I think the total No. of participants is correct. However, there are repetitive IDs in the 2 studies.(and multiple repetitive IDs in Study 2 alone) To avoid this, I encoded the participants' IDs in Study 2 to be id_age_gender and added a group
column to differentiate repetitive IDs between Study 1 and Study 2
- the three subscales are all part of the same GERAS measure i think. is that right? if so, i would put them together. when to split and when to lump is more science than art but i think here we want to lump. to give an example, if we had an academic test with math and reading, i'd want to split. if it was a math test with algebra and geometry, i'd want to lump. if all 3 subscales are assessing the same gender attitudes construct, i'd lump (but perhaps have info on the subscales [maybe in item names?]).
Yes, now I understand that we don't split all datasets. This is a good counter-example. :)
The code and datasets are updated above. :)
PR for this usse: https://github.com/ben-domingue/irw/pull/203
i think this CSV got output as 'wide' rather than 'long'. most of the columns must be the items, yeah?
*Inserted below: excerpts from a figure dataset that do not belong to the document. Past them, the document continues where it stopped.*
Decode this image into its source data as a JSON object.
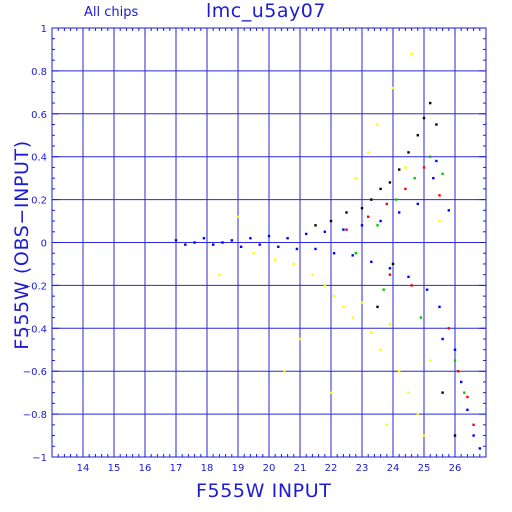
{
  "header": {
    "subset_label": "All chips",
    "title": "lmc_u5ay07"
  },
  "chart_data": {
    "type": "scatter",
    "title": "lmc_u5ay07",
    "subtitle": "All chips",
    "xlabel": "F555W INPUT",
    "ylabel": "F555W (OBS−INPUT)",
    "xlim": [
      13,
      27
    ],
    "ylim": [
      -1,
      1
    ],
    "x_ticks": [
      14,
      15,
      16,
      17,
      18,
      19,
      20,
      21,
      22,
      23,
      24,
      25,
      26
    ],
    "y_ticks": [
      -1,
      -0.8,
      -0.6,
      -0.4,
      -0.2,
      0,
      0.2,
      0.4,
      0.6,
      0.8,
      1
    ],
    "y_tick_labels": [
      "−1",
      "−0.8",
      "−0.6",
      "−0.4",
      "−0.2",
      "0",
      "0.2",
      "0.4",
      "0.6",
      "0.8",
      "1"
    ],
    "grid": true,
    "series_colors": [
      "#0000ff",
      "#ffff00",
      "#000000",
      "#ff0000",
      "#00c800"
    ],
    "series": [
      {
        "color": "#0000ff",
        "points": [
          [
            17.0,
            0.01
          ],
          [
            17.3,
            -0.01
          ],
          [
            17.6,
            0.0
          ],
          [
            17.9,
            0.02
          ],
          [
            18.2,
            -0.01
          ],
          [
            18.5,
            0.0
          ],
          [
            18.8,
            0.01
          ],
          [
            19.1,
            -0.02
          ],
          [
            19.4,
            0.02
          ],
          [
            19.7,
            -0.01
          ],
          [
            20.0,
            0.03
          ],
          [
            20.3,
            -0.02
          ],
          [
            20.6,
            0.02
          ],
          [
            20.9,
            -0.03
          ],
          [
            21.2,
            0.04
          ],
          [
            21.5,
            -0.03
          ],
          [
            21.8,
            0.05
          ],
          [
            22.1,
            -0.05
          ],
          [
            22.4,
            0.06
          ],
          [
            22.7,
            -0.06
          ],
          [
            23.0,
            0.08
          ],
          [
            23.3,
            -0.09
          ],
          [
            23.6,
            0.1
          ],
          [
            23.9,
            -0.12
          ],
          [
            24.2,
            0.14
          ],
          [
            24.5,
            -0.16
          ],
          [
            24.8,
            0.18
          ],
          [
            25.1,
            -0.22
          ],
          [
            25.3,
            0.3
          ],
          [
            25.4,
            0.38
          ],
          [
            25.5,
            -0.3
          ],
          [
            25.6,
            -0.45
          ],
          [
            25.8,
            0.15
          ],
          [
            26.0,
            -0.5
          ],
          [
            26.2,
            -0.65
          ],
          [
            26.4,
            -0.78
          ],
          [
            26.6,
            -0.9
          ],
          [
            26.8,
            -0.96
          ]
        ]
      },
      {
        "color": "#ffff00",
        "points": [
          [
            19.5,
            -0.05
          ],
          [
            20.2,
            -0.08
          ],
          [
            20.8,
            -0.1
          ],
          [
            21.4,
            -0.15
          ],
          [
            21.8,
            -0.2
          ],
          [
            22.1,
            -0.25
          ],
          [
            22.4,
            -0.3
          ],
          [
            22.7,
            -0.35
          ],
          [
            23.0,
            -0.28
          ],
          [
            23.3,
            -0.42
          ],
          [
            23.6,
            -0.5
          ],
          [
            23.9,
            -0.38
          ],
          [
            24.2,
            -0.6
          ],
          [
            24.5,
            -0.7
          ],
          [
            24.8,
            -0.8
          ],
          [
            25.0,
            -0.9
          ],
          [
            23.5,
            0.55
          ],
          [
            24.0,
            0.72
          ],
          [
            24.6,
            0.88
          ],
          [
            22.8,
            0.3
          ],
          [
            23.2,
            0.42
          ],
          [
            25.2,
            -0.55
          ],
          [
            21.0,
            -0.45
          ],
          [
            20.5,
            -0.6
          ],
          [
            22.0,
            -0.7
          ],
          [
            23.8,
            -0.85
          ],
          [
            24.4,
            0.35
          ],
          [
            25.5,
            0.1
          ],
          [
            19.0,
            0.12
          ],
          [
            18.4,
            -0.15
          ]
        ]
      },
      {
        "color": "#000000",
        "points": [
          [
            21.5,
            0.08
          ],
          [
            22.0,
            0.1
          ],
          [
            22.5,
            0.14
          ],
          [
            23.0,
            0.16
          ],
          [
            23.3,
            0.2
          ],
          [
            23.6,
            0.25
          ],
          [
            23.9,
            0.28
          ],
          [
            24.2,
            0.34
          ],
          [
            24.5,
            0.42
          ],
          [
            24.8,
            0.5
          ],
          [
            25.0,
            0.58
          ],
          [
            25.2,
            0.65
          ],
          [
            25.4,
            0.55
          ],
          [
            24.0,
            -0.1
          ],
          [
            23.5,
            -0.3
          ],
          [
            25.6,
            -0.7
          ],
          [
            26.0,
            -0.9
          ]
        ]
      },
      {
        "color": "#ff0000",
        "points": [
          [
            22.5,
            0.06
          ],
          [
            23.2,
            0.12
          ],
          [
            23.8,
            0.18
          ],
          [
            24.4,
            0.25
          ],
          [
            25.0,
            0.35
          ],
          [
            25.5,
            0.22
          ],
          [
            25.8,
            -0.4
          ],
          [
            26.1,
            -0.6
          ],
          [
            26.4,
            -0.72
          ],
          [
            26.6,
            -0.85
          ],
          [
            24.6,
            -0.2
          ],
          [
            23.9,
            -0.15
          ]
        ]
      },
      {
        "color": "#00c800",
        "points": [
          [
            22.8,
            -0.05
          ],
          [
            23.5,
            0.08
          ],
          [
            24.1,
            0.2
          ],
          [
            24.7,
            0.3
          ],
          [
            25.2,
            0.4
          ],
          [
            25.6,
            0.32
          ],
          [
            26.0,
            -0.55
          ],
          [
            26.3,
            -0.7
          ],
          [
            24.9,
            -0.35
          ],
          [
            23.7,
            -0.22
          ]
        ]
      }
    ]
  }
}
@KingArthur0205 i think this requires a tweak
This is an oversight on myend. I should have double-checked more carefully. Sorry for the mistake.
I have updated the cell above, the CSV file, and the PR to have long format.
oh no worries! honestly, finding the occasional error makes me feel like i'm adding value! ;)
the coding is 2-6. double checking that was true in the original data. it's fine if so just wanted to be sure we didn't lose the 1 values. @KingArthur0205
the coding is 2-6. double checking that was true in the original data. it's fine if so just wanted to be sure we didn't lose the 1 values. @KingArthur0205
Ye, I just double checked the original datasets and the paper. The study adopted a 7-point scale, and the original, unprocessed datasets didn't have any 1s or 7s. They didn't seem to apply any techniques to remove 1s and 7s either.
Data and R scripts are published in the Open Science Framework (see https://osf.io/42jhr/).
https://econtent.hogrefe.com/doi/10.1027/1015-5759/a000528